Regulation of AI

The European Union passed Artificial Intelligence Act for oversight and regulation. India too is holding a Global Partnership on AI Summit to reach a global consensus on AI regulation.

AI has affected the manufacturing sector. AI facilitates drug discovery, material science research. It transforms healthcare and diagnostics, autonomous transport and small but efficient and smart power grids. It assists financial systems and telecom networks. It enhances the provision of a host of public and private services.

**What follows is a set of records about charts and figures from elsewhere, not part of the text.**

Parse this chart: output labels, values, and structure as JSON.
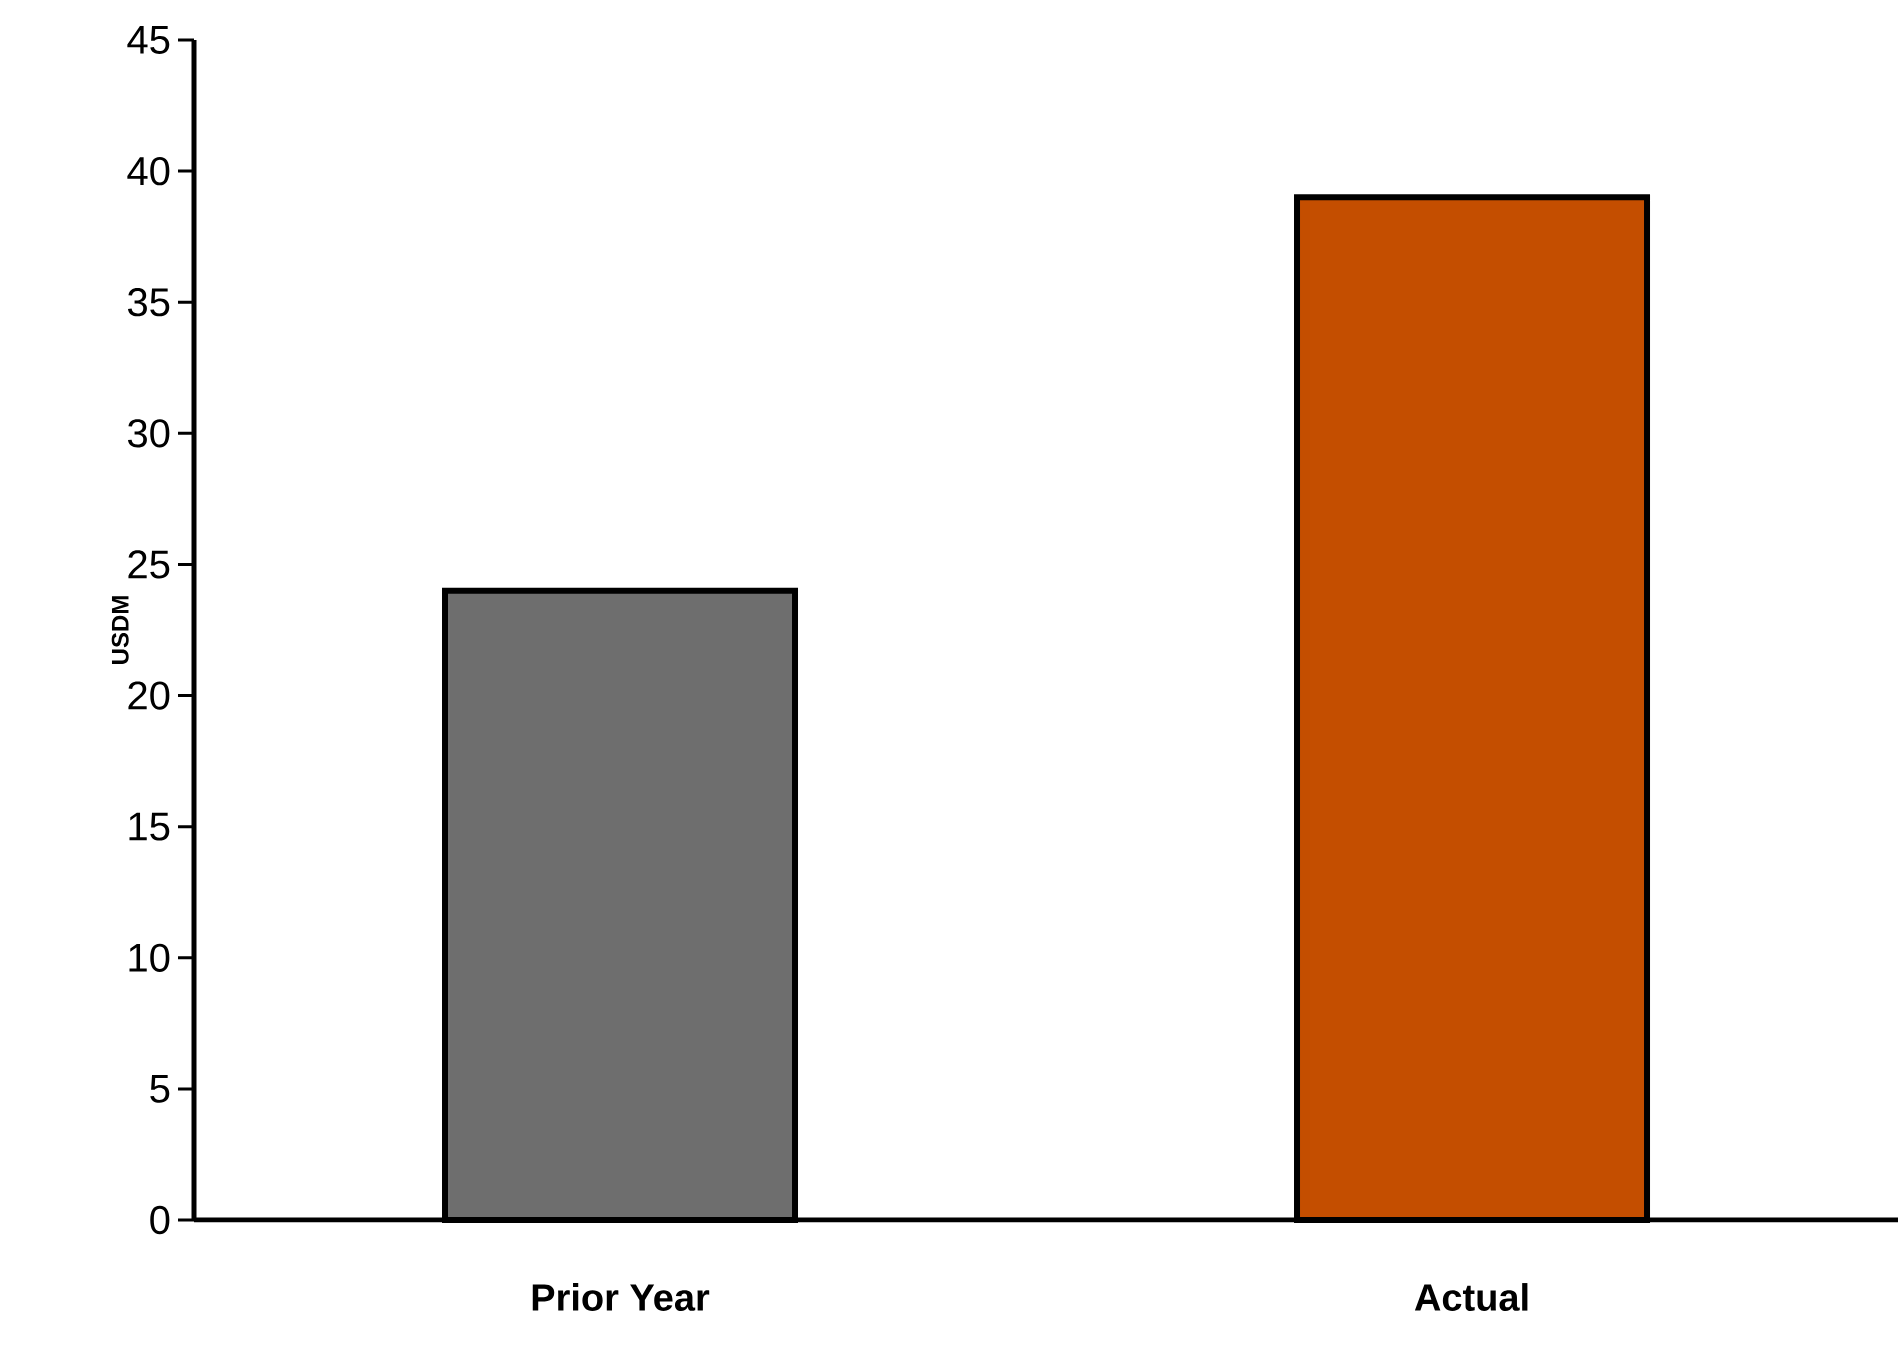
{
  "chart_data": {
    "type": "bar",
    "ylabel": "USDM",
    "categories": [
      "Prior Year",
      "Actual"
    ],
    "values": [
      24,
      39
    ],
    "colors": [
      "#6e6e6e",
      "#c44e00"
    ],
    "ylim": [
      0,
      45
    ],
    "yticks": [
      0,
      5,
      10,
      15,
      20,
      25,
      30,
      35,
      40,
      45
    ],
    "grid": false
  }
}
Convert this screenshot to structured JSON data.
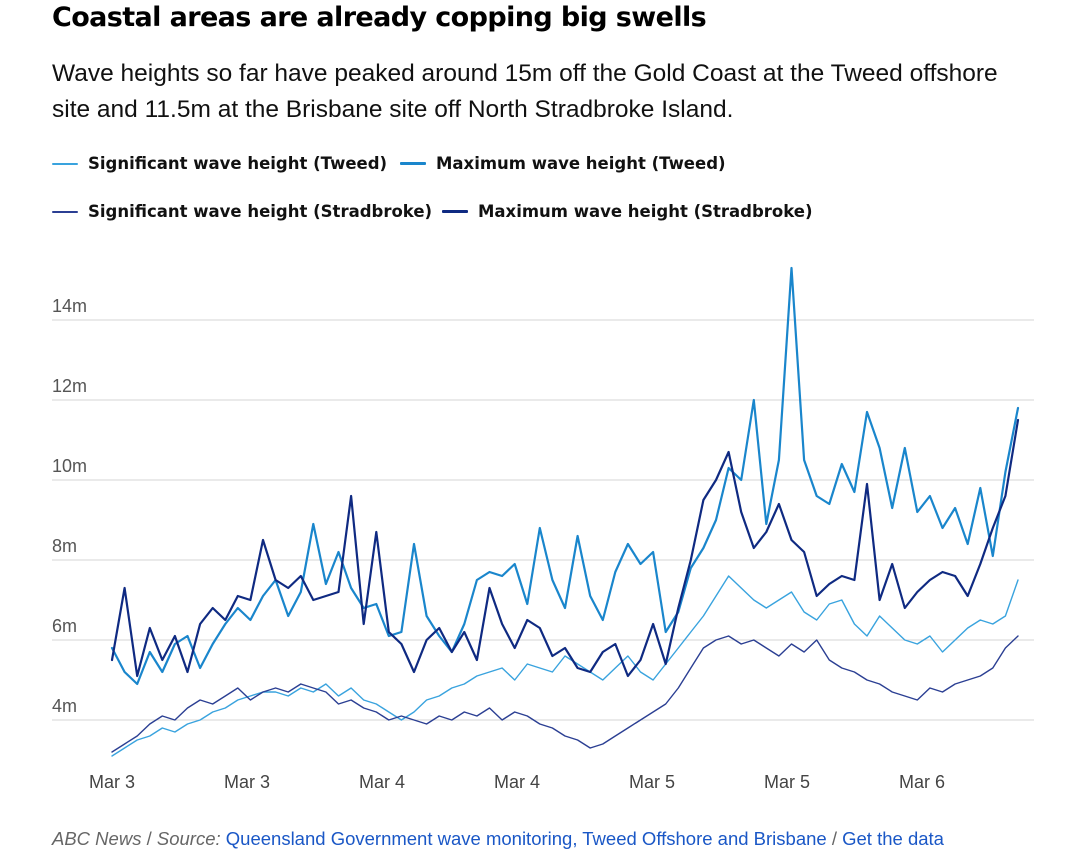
{
  "header": {
    "title": "Coastal areas are already copping big swells",
    "subtitle": "Wave heights so far have peaked around 15m off the Gold Coast at the Tweed offshore site and 11.5m at the Brisbane site off North Stradbroke Island."
  },
  "legend": [
    {
      "label": "Significant wave height (Tweed)",
      "color": "#39a3de",
      "weight": "thin"
    },
    {
      "label": "Maximum wave height (Tweed)",
      "color": "#1a86cc",
      "weight": "thick"
    },
    {
      "label": "Significant wave height (Stradbroke)",
      "color": "#2b3f93",
      "weight": "thin"
    },
    {
      "label": "Maximum wave height (Stradbroke)",
      "color": "#0f2a82",
      "weight": "thick"
    }
  ],
  "footer": {
    "credit": "ABC News",
    "source_prefix": "Source:",
    "source_link": "Queensland Government wave monitoring, Tweed Offshore and Brisbane",
    "get_data": "Get the data"
  },
  "chart_data": {
    "type": "line",
    "ylim": [
      3,
      15.5
    ],
    "y_ticks": [
      4,
      6,
      8,
      10,
      12,
      14
    ],
    "y_tick_labels": [
      "4m",
      "6m",
      "8m",
      "10m",
      "12m",
      "14m"
    ],
    "x_tick_labels": [
      "Mar 3",
      "Mar 3",
      "Mar 4",
      "Mar 4",
      "Mar 5",
      "Mar 5",
      "Mar 6"
    ],
    "grid": true,
    "series": [
      {
        "name": "Significant wave height (Tweed)",
        "color": "#39a3de",
        "width": 1.4,
        "values": [
          3.1,
          3.3,
          3.5,
          3.6,
          3.8,
          3.7,
          3.9,
          4.0,
          4.2,
          4.3,
          4.5,
          4.6,
          4.7,
          4.7,
          4.6,
          4.8,
          4.7,
          4.9,
          4.6,
          4.8,
          4.5,
          4.4,
          4.2,
          4.0,
          4.2,
          4.5,
          4.6,
          4.8,
          4.9,
          5.1,
          5.2,
          5.3,
          5.0,
          5.4,
          5.3,
          5.2,
          5.6,
          5.4,
          5.2,
          5.0,
          5.3,
          5.6,
          5.2,
          5.0,
          5.4,
          5.8,
          6.2,
          6.6,
          7.1,
          7.6,
          7.3,
          7.0,
          6.8,
          7.0,
          7.2,
          6.7,
          6.5,
          6.9,
          7.0,
          6.4,
          6.1,
          6.6,
          6.3,
          6.0,
          5.9,
          6.1,
          5.7,
          6.0,
          6.3,
          6.5,
          6.4,
          6.6,
          7.5
        ]
      },
      {
        "name": "Maximum wave height (Tweed)",
        "color": "#1a86cc",
        "width": 2.2,
        "values": [
          5.8,
          5.2,
          4.9,
          5.7,
          5.2,
          5.9,
          6.1,
          5.3,
          5.9,
          6.4,
          6.8,
          6.5,
          7.1,
          7.5,
          6.6,
          7.2,
          8.9,
          7.4,
          8.2,
          7.3,
          6.8,
          6.9,
          6.1,
          6.2,
          8.4,
          6.6,
          6.1,
          5.7,
          6.4,
          7.5,
          7.7,
          7.6,
          7.9,
          6.9,
          8.8,
          7.5,
          6.8,
          8.6,
          7.1,
          6.5,
          7.7,
          8.4,
          7.9,
          8.2,
          6.2,
          6.7,
          7.8,
          8.3,
          9.0,
          10.3,
          10.0,
          12.0,
          8.9,
          10.5,
          15.3,
          10.5,
          9.6,
          9.4,
          10.4,
          9.7,
          11.7,
          10.8,
          9.3,
          10.8,
          9.2,
          9.6,
          8.8,
          9.3,
          8.4,
          9.8,
          8.1,
          10.2,
          11.8
        ]
      },
      {
        "name": "Significant wave height (Stradbroke)",
        "color": "#2b3f93",
        "width": 1.4,
        "values": [
          3.2,
          3.4,
          3.6,
          3.9,
          4.1,
          4.0,
          4.3,
          4.5,
          4.4,
          4.6,
          4.8,
          4.5,
          4.7,
          4.8,
          4.7,
          4.9,
          4.8,
          4.7,
          4.4,
          4.5,
          4.3,
          4.2,
          4.0,
          4.1,
          4.0,
          3.9,
          4.1,
          4.0,
          4.2,
          4.1,
          4.3,
          4.0,
          4.2,
          4.1,
          3.9,
          3.8,
          3.6,
          3.5,
          3.3,
          3.4,
          3.6,
          3.8,
          4.0,
          4.2,
          4.4,
          4.8,
          5.3,
          5.8,
          6.0,
          6.1,
          5.9,
          6.0,
          5.8,
          5.6,
          5.9,
          5.7,
          6.0,
          5.5,
          5.3,
          5.2,
          5.0,
          4.9,
          4.7,
          4.6,
          4.5,
          4.8,
          4.7,
          4.9,
          5.0,
          5.1,
          5.3,
          5.8,
          6.1
        ]
      },
      {
        "name": "Maximum wave height (Stradbroke)",
        "color": "#0f2a82",
        "width": 2.2,
        "values": [
          5.5,
          7.3,
          5.1,
          6.3,
          5.5,
          6.1,
          5.2,
          6.4,
          6.8,
          6.5,
          7.1,
          7.0,
          8.5,
          7.5,
          7.3,
          7.6,
          7.0,
          7.1,
          7.2,
          9.6,
          6.4,
          8.7,
          6.2,
          5.9,
          5.2,
          6.0,
          6.3,
          5.7,
          6.2,
          5.5,
          7.3,
          6.4,
          5.8,
          6.5,
          6.3,
          5.6,
          5.8,
          5.3,
          5.2,
          5.7,
          5.9,
          5.1,
          5.5,
          6.4,
          5.4,
          6.8,
          8.0,
          9.5,
          10.0,
          10.7,
          9.2,
          8.3,
          8.7,
          9.4,
          8.5,
          8.2,
          7.1,
          7.4,
          7.6,
          7.5,
          9.9,
          7.0,
          7.9,
          6.8,
          7.2,
          7.5,
          7.7,
          7.6,
          7.1,
          7.9,
          8.8,
          9.6,
          11.5
        ]
      }
    ]
  }
}
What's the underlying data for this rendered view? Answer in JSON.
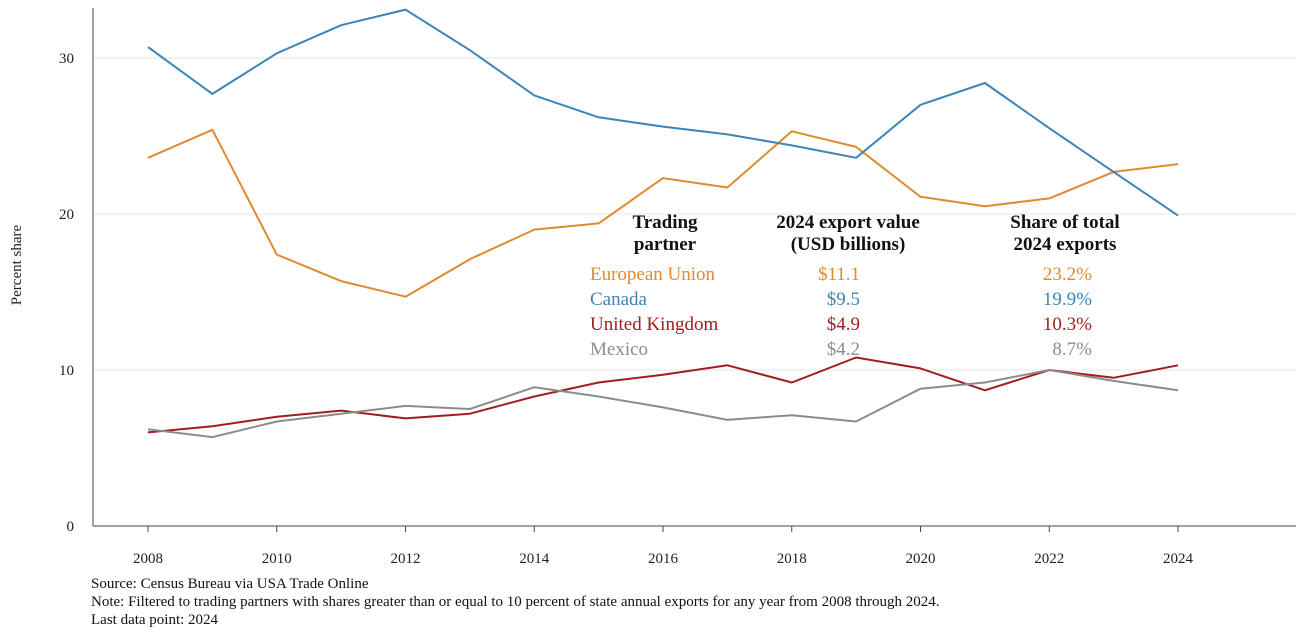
{
  "chart_data": {
    "type": "line",
    "ylabel": "Percent share",
    "xlim": [
      2007.3,
      2025.8
    ],
    "ylim": [
      0,
      33
    ],
    "y_ticks": [
      0,
      10,
      20,
      30
    ],
    "x_ticks": [
      2008,
      2010,
      2012,
      2014,
      2016,
      2018,
      2020,
      2022,
      2024
    ],
    "grid": "horizontal",
    "x": [
      2008,
      2009,
      2010,
      2011,
      2012,
      2013,
      2014,
      2015,
      2016,
      2017,
      2018,
      2019,
      2020,
      2021,
      2022,
      2023,
      2024
    ],
    "series": [
      {
        "name": "European Union",
        "color": "#e08a2e",
        "values": [
          23.6,
          25.4,
          17.4,
          15.7,
          14.7,
          17.1,
          19.0,
          19.4,
          22.3,
          21.7,
          25.3,
          24.3,
          21.1,
          20.5,
          21.0,
          22.7,
          23.2
        ]
      },
      {
        "name": "Canada",
        "color": "#3a86b8",
        "values": [
          30.7,
          27.7,
          30.3,
          32.1,
          33.1,
          30.5,
          27.6,
          26.2,
          25.6,
          25.1,
          24.4,
          23.6,
          27.0,
          28.4,
          25.5,
          22.7,
          19.9
        ]
      },
      {
        "name": "United Kingdom",
        "color": "#a11d21",
        "values": [
          6.0,
          6.4,
          7.0,
          7.4,
          6.9,
          7.2,
          8.3,
          9.2,
          9.7,
          10.3,
          9.2,
          10.8,
          10.1,
          8.7,
          10.0,
          9.5,
          10.3
        ]
      },
      {
        "name": "Mexico",
        "color": "#8c8c8c",
        "values": [
          6.2,
          5.7,
          6.7,
          7.2,
          7.7,
          7.5,
          8.9,
          8.3,
          7.6,
          6.8,
          7.1,
          6.7,
          8.8,
          9.2,
          10.0,
          9.3,
          8.7
        ]
      }
    ],
    "table": {
      "headers": [
        [
          "Trading",
          "partner"
        ],
        [
          "2024 export value",
          "(USD billions)"
        ],
        [
          "Share of total",
          "2024 exports"
        ]
      ],
      "rows": [
        {
          "partner": "European Union",
          "value": "$11.1",
          "share": "23.2%"
        },
        {
          "partner": "Canada",
          "value": "$9.5",
          "share": "19.9%"
        },
        {
          "partner": "United Kingdom",
          "value": "$4.9",
          "share": "10.3%"
        },
        {
          "partner": "Mexico",
          "value": "$4.2",
          "share": "8.7%"
        }
      ]
    }
  },
  "footer": {
    "source": "Source: Census Bureau via USA Trade Online",
    "note": "Note: Filtered to trading partners with shares greater than or equal to 10 percent of state annual exports for any year from 2008 through 2024.",
    "last_point": "Last data point: 2024"
  }
}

AI has its demerits. It can promote criminal activities. It consolidates power in authoritarian regimes through face recognition, surveillance and discriminatory systems. At present, human beings are in charge of ‘pulling the trigger’ of dangerous military weapons. This power gets transferred to AI. Then self-aware AI possesses traits such as inquisitiveness and has an instinct of self-preservation. These issues must be tackled holistically. As AI spreads across economies, there should be consensus on regulation. The ideal oversight exercises control and mitigates the possibility of harm without crippling research and the rollout of useful AI.

The European regulation attempts a technology-neutral uniform definition for AI applicable to all future system. There is a classification of AI systems as per the risks. The higher the risk, the greater the oversight and the more the obligations imposed on providers and users.

According to AI Act, the limited risk systems should comply with transparency requirements. Users should be made aware that they are interacting with AI. To illustrate, systems that generate images should warn against deepfakes and image manipulation. There should be disclosure that the content is AI-generated. This puts curbs on the generation of illegal content. There should be public summary of copyrighted data used in training.

High-risk AI systems affect safety and fundamental rights. There are two categories — AI in products such as toys, aviation, cars, medical devices and lifts. Then there is another category — AI used across specific areas such as biometric identification, critical infrastructure, education and vocational training and AI-managed access to essential private and public services. These are registered in EU databases. Both categories of high-risk AI systems must be assessed before roll-out and must be reviewed throughout their life cycles.

Some systems pose unacceptable risks in the AI Act. One such example is behavioral manipulation of people, or vulnerable groups. Then there are biometric identification systems. These must be used with court approval to identify criminals and apprehend them after a serious crime is committed.

There can tweaking in this basic framework as per the needs of the country. But it is a reasonable framework for global regulation. The framework excludes military research and development.

The GPAI summit in India could adopt some version of this Act.